Sometimes funny, sometimes frightening, but always optimistic, Friedman captured my interest through his clear understanding and explanation of global communities, empathy towards humans, pluralism and toxic politics with a short-term focus. His belief that we can all live together on this planet and that being different is a good thing is right in my wheel house. The laws of fundamental decency and human capital as an asset ring throughout the book and he credits his upbringing in a small Minnesota town for much of what he believes and preaches.
As I listened to the narration of this book I kept having the image of Lego’s in my head. Lego’s, which we all have played with at one time or another in our life, are multicolored, different sizes with different angles. And yet, they all fit together with a little bit of effort and imagination. That’s what I took away from the book. Our world is full of hard corners and angles in economics, community, politics, climate change and technology. With the right effort and cooperation, a Lego masterpiece is possible. But are we willing?
Swing Time by Zadie Smith ⭐⭐⭐
I liked but didn’t love this book, despite the great reviews I have read about it. The story is of two little girls growing up in London, neither living in a “traditional” family but both dreaming of dancing stardom.
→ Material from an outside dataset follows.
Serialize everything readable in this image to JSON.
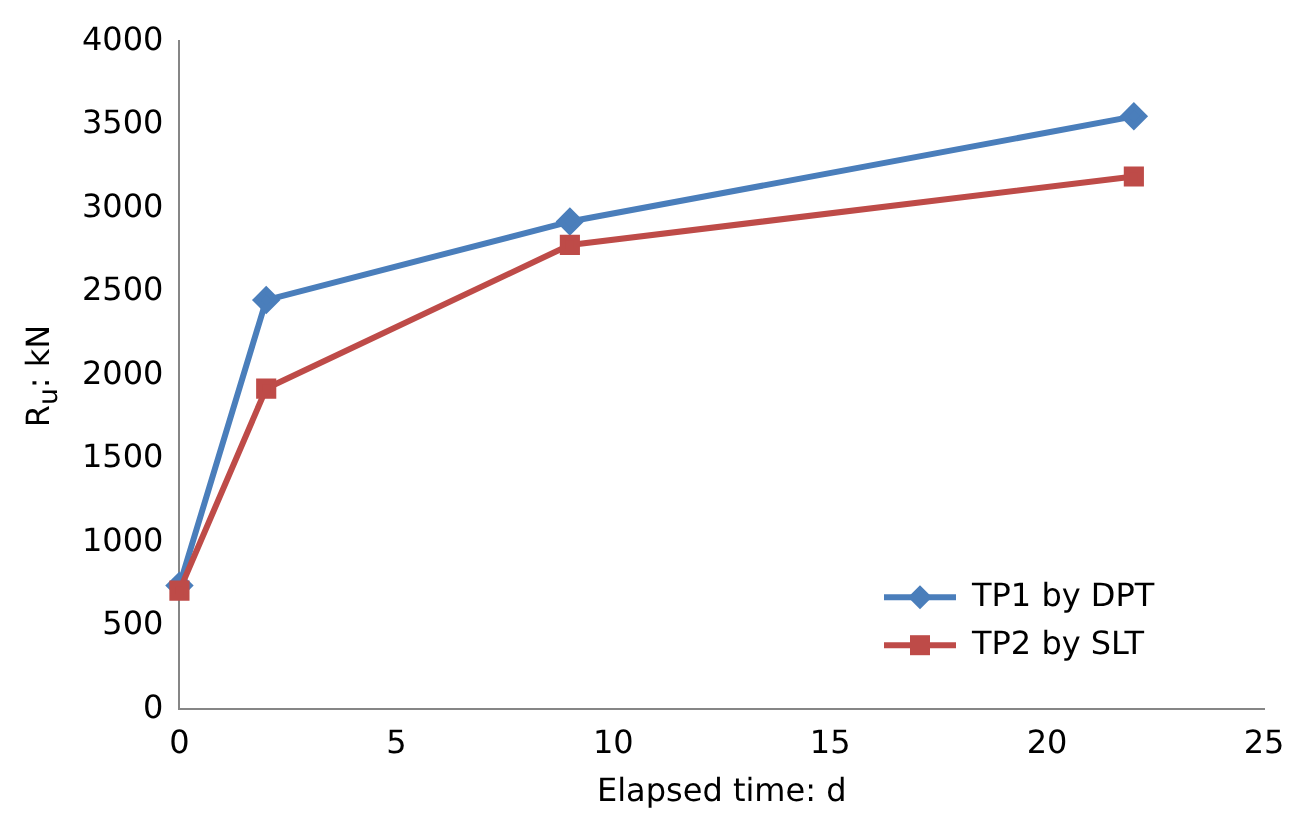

Their lives go separate ways and yet their childhood escapades and family drama continues to bring them together again. The book covers several decades and locales, including London, New York and West Africa, as the main character’s life become’s involved with a world-famous singer and her philanthropic goals. But still her childhood friendship tugs at her as does her unconventional relationship with both her father and mother. Her friend’s life has spiraled out of control and her mother’s life is ending…
A topsy-turvy story of a complicated childhood, a less than perfect family, a world of wealth and fame and realizing what loyalty really is.